Voici trois films de réalisateurs américains cultes, sensibles, et, comme on l’était à l’époque, nourris de thématiques sociales et politiques. Chacun met le folk en avant, de façon fort différente, mais cerne bien ce qu’il représentait dans les années 70 aux États-Unis. Du folk policé ou rugueux, des clichés et des tentatives de s’en dépêtrer. De la confusion et de la sincérité. Une Amérique qui essaie d’écrire son histoire, celle de son peuple racontée par des héros ou anti-héros, populaires et angoissés mais souriants.
Folk in New Hollywood au Nova
Arthur Penn, 1969, US, 35mm, vo st fr, 110'
"You can get anything you want, at Alice’s Restaurant." chante-t-il sur un riff de guitare rappelant les "rags" (comme dans "ragtime") des bluesmen redevenus à la mode au milieu des années 60. Arlo Guthrie, fils de Woody, en a entendu des cracks du rag blues, avec d’épiques textes improvisés ou soigneusement écrits, narrant des événements dramatiques ou décalés. C’est cette forme ironique qu’utilise Arlo dans ce morceau de 18 minutes qui ouvre son premier album éponyme. Arthur Penn ("Little Big Man", "Bonnie and Clyde"), voulant filmer le mouvement hippie en plein boum, illustre cette chanson autobiographique amusante. Alice et Ray vivent dans une église désacralisée accueillant tous les copains hippies qui passent, et ouvrent un restaurant. Puis, une histoire d’ordures déposées au mauvais endroit pour Thanksgiving permettra à Arlo, par ricochet, d’éviter la draft pour le Vietnam. C’est confus et c’est normal, Arlo aime balader les gens. Scène culte : il est rejoint par le vrai Pete Seeger pour chanter un morceau de Woody Guthrie, à Woody Guthrie (joué par un acteur), sur son lit d’hôpital.

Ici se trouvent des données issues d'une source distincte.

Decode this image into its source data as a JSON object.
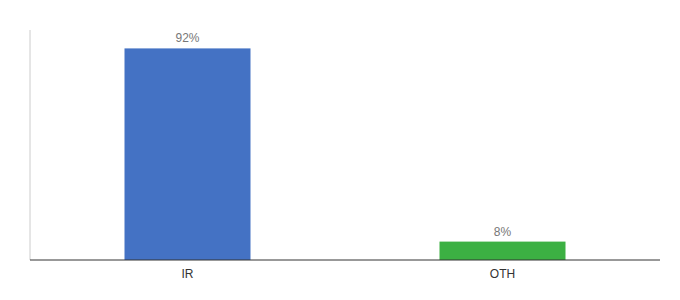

Hal Ashby, 1976, US, 35mm, vo st fr, 147'
Alan Lomax suggéra à Woody Guthrie d’écrire des notes de contextualisation de ses chansons. Devant la vitesse à laquelle celui-ci s’exécuta et au vu de la qualité des textes, il lui souffla ensuite l’idée d’écrire une autobiographie. A 35 ans, Woody écrivait "Bound for Glory", joyau de la littérature américaine et exemple magnifique d’auto-fiction dont Hal Ashby, qui aimait à figurer la "contre culture" et présenter des idées progressistes, s’empara. Le plus hippie des réalisateurs du Nouvel Hollywood fut le monteur, entre autre, de "In the Heat of The Night" et réalisa "Harold et Maud". Il pensait à Tim Buckley pour incarner Woody à l’écran, il a en effet les cheveux bouclés et chante très bien, mais il est tout de même éloigné du côté bourru et gouailleur de Guthrie. Tim Buckley mourut d’une overdose avant le tournage, et c’est David Carradine ("Kung Fu", "Kill Bill") qui reprit le rôle. Il joue et chante vraiment dans le film. On s’éloigne sans doute beaucoup de la vie de Woody, déjà bien romancée dans le bouquin, mais la première utilisation de la steady cam au cinéma apporte au film une élégance et un flair seventies à la légende de Woody, qu’on est très heureux de vous montrer ici.
Walter Hill, 1981, US, 35mm, vo st fr, 99'
Après avoir écrit dans l’espace le script d’"Alien", réalisé un méchant film urbain new-yorkais ("The Warriors") et un western, Walter Hill se lance dans un succédané de "Deliverance", sans succès commercial. Les critiques y voient une métaphore de l’embourbement de la guerre du Vietnam, sans y adhérer. Keith Carradine (le frère de David, cf. "Bound for Glory"), et huit autres membres d’une patrouille militaire (dont Power Booth, Fred Ward, Peter Coyote) vont s’entraîner dans le bayou de Louisiane. Pour déconner, après leur avoir volé leur barque, ils tirent, à blanc, sur des cajuns redneckisants. Ceux-ci ne rient pas (faut dire que bon…), ripostent, et les poursuivent dans ce terrain qu’ils connaissent bien pour les tuer un par un. La réalisation et la photo sont superbes, le film bien mené, comme une série B de luxe. La musique non diégétique est assurée, comme souvent chez Hill, par Ry Cooder, dans un style americana fort plaisant. Film survival peuplé de rednecks (cf prog rednecks) très réussi, il propose une scène fabuleuse, où les derniers survivants, en civils, se retrouvent dans une fête Cajun où jouent Marc Savoy, Frank Savoy, John Stelly & Dewey Balfa !!